How to Cut Molding

Cutting Molding on an Angle

Before making the first cut, a number of things have to be considered.

What kind of trim are you cutting? Different trims require different positions in the miter box or on the saw:


  • In a vertical position, the back of the molding should be placed against the back of the miter box or saw's fence. This is used to cut baseboard, chair rail, quarter round and splice miters.
  • For a horizontal position, the molding should lie flat on the saw table or miter box, decorative side up. This position is used when cutting window and door casings.
  • A compound position is used for crown molding. Unlike other molding, the back of a piece of crown molding does not lie flat against the wall. Instead, it creates a triangular space between the wall and ceiling. A lower flat edge lies against the wall; an upper edge meets the ceiling. So, when cutting crown molding, it's the edges that rest against the fence and the table base, not the back of the molding. The decorative side should face down, the top of the molding should be on the saw table base and the bottom of the molding should rest against the fence [source: Carter].

Which piece are you cutting? Each molding joint has a left side and a right side. For a left-hand cut, most of the molding will be to the left of blade (when the finished side of the molding is face up, bottom down). For a right-hand cut with the trim in the same position, you're cutting the right side of the joint [source: Royal Mouldings].

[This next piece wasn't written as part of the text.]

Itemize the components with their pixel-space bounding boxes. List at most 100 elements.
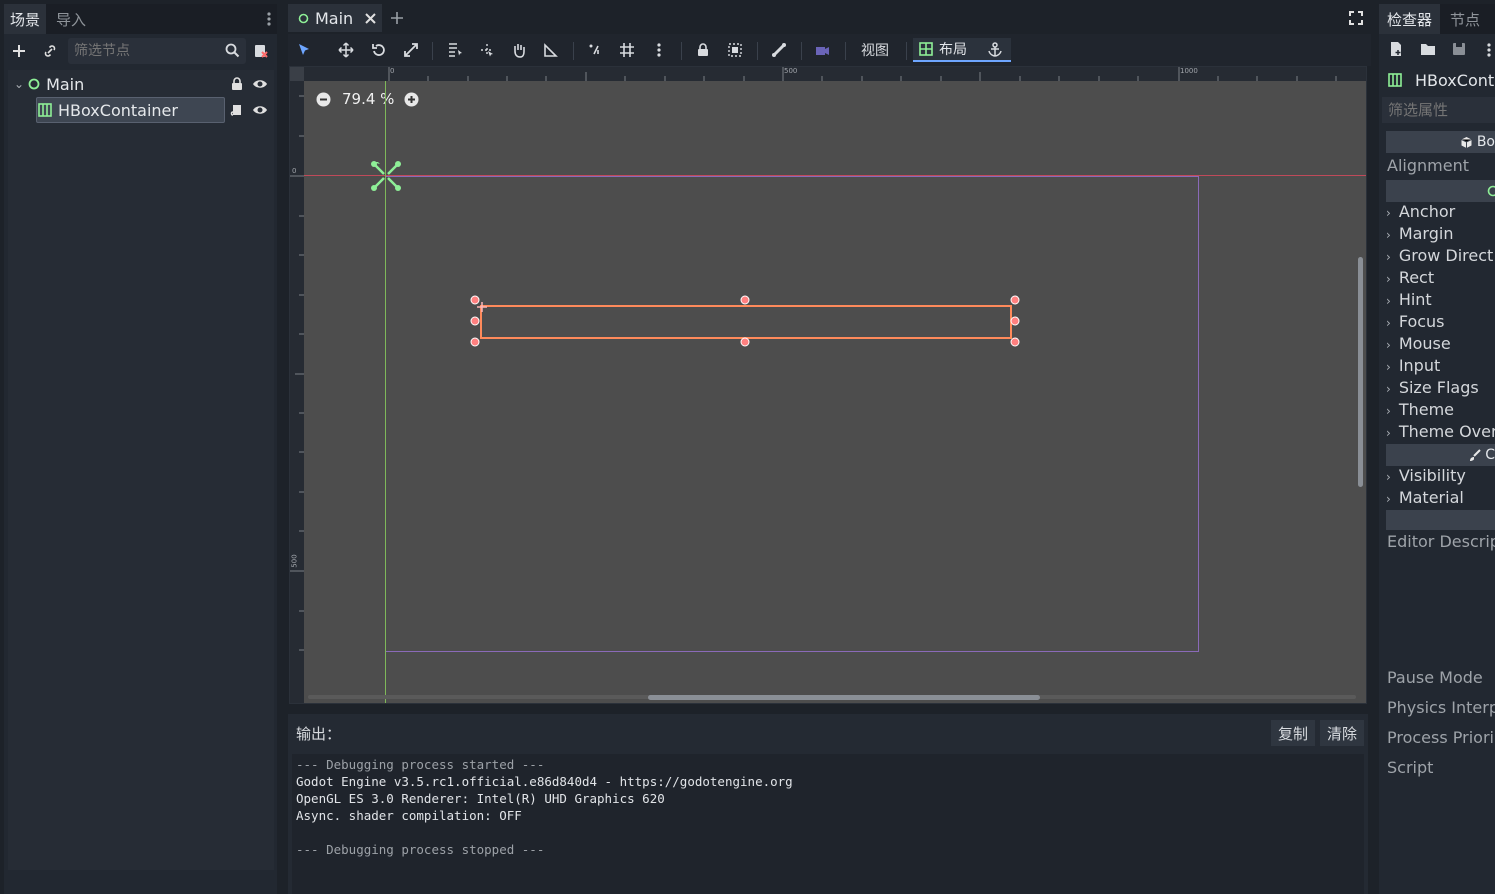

What type of joint are you cutting? Spliced joints are 45-degree cuts. Coping joints require both a 90- degree and a 45-degree cut. Depending upon the tool used, mitering can allow more precise cutting. Because crown molding is installed at an angle to the wall, the angle of the molding needs to be taken into account. Detailed charts that specify settings for the saw's bevel angle and miter angle are based on the angles of the walls [source: DEWALT].